Romero went on to explain that she did not have a fever today. “I’m doing okay – well, in a manner of speaking, I’m doing better,” she said, adding words of thanks for her fellow healthcare workers. “I’m very grateful to my colleagues; they are all trying to raise my spirits.”

The Ebola patient is being treated in isolation on the sixth floor of the Carlos III hospital in Madrid. There is a television in the room, but she does not know if it is working. “I’m not getting much information,” she explained. She also has access to a cellphone, on which she is receiving messages of support from her colleagues and she used to speak to EL PAÍS.

More information
The chain of errors that set the Spanish Ebola crisis in motion
Hospital workers: “Ebola suits unsafe”
Second Spanish missionary dies of Ebola

In statements made to TV network Cuatro, the nursing assistant said no one told her that she was infected with Ebola and that she found out via the EL PAÍS website. What’s more, she admitted that she did not tell her doctor that she had been in contact with patients who had been infected with the virus. “The nurses who dealt with me were wearing normal clothes, without any protection when they took me to the hospital. I asked the doctor for my results and he did not want to say anything to me, which is when I became suspicious,” she added.
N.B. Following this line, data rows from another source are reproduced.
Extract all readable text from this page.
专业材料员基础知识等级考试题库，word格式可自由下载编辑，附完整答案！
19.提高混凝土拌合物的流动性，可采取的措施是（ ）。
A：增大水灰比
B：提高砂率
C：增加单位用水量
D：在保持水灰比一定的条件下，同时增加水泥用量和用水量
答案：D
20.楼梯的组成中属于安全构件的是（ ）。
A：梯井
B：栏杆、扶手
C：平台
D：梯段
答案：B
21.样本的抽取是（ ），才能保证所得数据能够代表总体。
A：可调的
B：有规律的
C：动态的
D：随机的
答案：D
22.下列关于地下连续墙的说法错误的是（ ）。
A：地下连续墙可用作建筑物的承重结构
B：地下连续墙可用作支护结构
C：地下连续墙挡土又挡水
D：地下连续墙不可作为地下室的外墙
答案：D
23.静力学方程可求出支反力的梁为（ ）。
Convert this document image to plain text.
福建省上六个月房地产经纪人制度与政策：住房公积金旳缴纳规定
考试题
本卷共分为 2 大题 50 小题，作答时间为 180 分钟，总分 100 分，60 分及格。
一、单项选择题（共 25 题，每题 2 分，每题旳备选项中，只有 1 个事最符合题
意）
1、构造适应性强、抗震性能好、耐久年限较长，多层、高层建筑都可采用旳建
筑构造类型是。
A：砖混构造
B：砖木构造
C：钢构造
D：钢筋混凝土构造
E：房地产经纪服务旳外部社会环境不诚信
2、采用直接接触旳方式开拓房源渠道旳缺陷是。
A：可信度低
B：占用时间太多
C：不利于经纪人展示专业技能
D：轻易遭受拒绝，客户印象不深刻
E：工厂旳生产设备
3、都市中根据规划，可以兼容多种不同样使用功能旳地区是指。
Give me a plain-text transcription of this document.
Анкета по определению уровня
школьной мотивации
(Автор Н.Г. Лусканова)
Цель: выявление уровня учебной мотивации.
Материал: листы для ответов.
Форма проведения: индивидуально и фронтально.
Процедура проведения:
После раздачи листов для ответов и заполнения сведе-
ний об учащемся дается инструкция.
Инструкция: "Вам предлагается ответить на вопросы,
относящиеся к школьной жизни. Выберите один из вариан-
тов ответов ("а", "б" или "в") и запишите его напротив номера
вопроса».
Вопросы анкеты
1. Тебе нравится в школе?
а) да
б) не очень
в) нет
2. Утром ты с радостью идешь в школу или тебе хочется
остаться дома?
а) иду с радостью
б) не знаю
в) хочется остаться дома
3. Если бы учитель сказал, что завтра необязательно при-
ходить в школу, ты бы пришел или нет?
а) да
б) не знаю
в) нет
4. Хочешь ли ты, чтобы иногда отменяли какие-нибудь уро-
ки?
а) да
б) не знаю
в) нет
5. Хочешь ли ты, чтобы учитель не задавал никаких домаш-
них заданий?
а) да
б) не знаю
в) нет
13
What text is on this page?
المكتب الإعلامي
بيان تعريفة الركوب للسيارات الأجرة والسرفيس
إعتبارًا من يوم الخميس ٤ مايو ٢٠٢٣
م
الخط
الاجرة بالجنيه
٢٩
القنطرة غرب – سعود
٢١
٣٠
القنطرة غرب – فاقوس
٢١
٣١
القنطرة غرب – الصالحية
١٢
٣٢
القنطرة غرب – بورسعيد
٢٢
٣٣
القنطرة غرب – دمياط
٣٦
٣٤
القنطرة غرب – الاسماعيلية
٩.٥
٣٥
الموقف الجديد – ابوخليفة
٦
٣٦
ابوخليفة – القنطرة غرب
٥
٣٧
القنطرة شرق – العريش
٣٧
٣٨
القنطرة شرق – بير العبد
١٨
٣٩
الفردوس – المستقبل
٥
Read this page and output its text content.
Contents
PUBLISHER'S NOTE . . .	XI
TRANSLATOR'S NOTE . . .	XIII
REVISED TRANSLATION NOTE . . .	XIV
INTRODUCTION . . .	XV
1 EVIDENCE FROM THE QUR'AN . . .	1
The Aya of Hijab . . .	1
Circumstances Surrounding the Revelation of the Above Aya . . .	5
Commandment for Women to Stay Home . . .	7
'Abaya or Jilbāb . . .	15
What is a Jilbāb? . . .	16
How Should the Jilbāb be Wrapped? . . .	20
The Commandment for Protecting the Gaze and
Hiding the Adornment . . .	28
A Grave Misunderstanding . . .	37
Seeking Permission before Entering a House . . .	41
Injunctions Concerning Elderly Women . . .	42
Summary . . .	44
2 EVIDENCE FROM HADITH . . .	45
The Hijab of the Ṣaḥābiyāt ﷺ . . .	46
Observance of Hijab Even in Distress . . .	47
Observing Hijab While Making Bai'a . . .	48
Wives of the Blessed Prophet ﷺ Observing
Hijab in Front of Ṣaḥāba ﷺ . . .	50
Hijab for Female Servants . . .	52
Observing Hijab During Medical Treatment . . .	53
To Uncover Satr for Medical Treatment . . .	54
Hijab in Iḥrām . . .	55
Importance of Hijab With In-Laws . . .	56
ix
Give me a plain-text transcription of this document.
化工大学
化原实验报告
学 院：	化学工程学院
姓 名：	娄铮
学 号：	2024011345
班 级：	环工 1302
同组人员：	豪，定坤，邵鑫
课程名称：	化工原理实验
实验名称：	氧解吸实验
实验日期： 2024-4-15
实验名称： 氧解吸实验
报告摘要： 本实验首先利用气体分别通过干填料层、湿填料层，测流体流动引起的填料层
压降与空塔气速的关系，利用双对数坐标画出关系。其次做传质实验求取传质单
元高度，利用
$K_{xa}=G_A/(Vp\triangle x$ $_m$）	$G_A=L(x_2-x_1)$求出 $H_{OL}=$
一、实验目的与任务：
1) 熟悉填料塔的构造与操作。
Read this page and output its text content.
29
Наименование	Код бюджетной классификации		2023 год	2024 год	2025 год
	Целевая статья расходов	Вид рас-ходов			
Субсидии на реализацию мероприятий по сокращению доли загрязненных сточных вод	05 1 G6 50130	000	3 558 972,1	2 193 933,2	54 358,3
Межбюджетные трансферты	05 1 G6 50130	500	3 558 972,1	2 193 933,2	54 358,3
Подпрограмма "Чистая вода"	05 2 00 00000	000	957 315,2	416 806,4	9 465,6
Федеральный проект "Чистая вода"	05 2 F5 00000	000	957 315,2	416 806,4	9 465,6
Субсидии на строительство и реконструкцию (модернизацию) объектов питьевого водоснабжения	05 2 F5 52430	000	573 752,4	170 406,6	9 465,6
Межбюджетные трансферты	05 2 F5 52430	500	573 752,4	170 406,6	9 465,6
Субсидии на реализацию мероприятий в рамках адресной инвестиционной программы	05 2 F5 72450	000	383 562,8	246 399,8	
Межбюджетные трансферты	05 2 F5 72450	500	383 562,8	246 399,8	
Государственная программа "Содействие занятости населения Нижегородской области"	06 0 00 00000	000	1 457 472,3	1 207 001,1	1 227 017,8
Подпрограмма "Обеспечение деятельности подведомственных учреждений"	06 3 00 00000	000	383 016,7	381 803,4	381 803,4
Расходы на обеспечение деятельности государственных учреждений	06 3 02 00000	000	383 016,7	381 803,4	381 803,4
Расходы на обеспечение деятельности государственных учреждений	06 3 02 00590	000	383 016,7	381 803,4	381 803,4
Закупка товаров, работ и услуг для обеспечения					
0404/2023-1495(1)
Meanwhile, Germán Ramírez, from the La Paz-Carlos III hospitals’ Tropical Diseases unit, told reporters on Wednesday that he had spoken to Romero on three occasions to reconstruct exactly what happened the two times that she had contact with the Spanish missionary. Romero, according to Ramírez, believes she may have become infected with Ebola when she touched her face with her gloves still on after taking off her protective suit, after the first visit to the patient’s room. “It may not have been an error, but rather an accident,” J. J. Jiménez Gálvez reports. 

The deputy director of the hospital,Yolanda Fuentes, added that this kind of incident can pass by unnoticed, and it was only today, Wednesday, that the nursing assistant mentioned what had happened.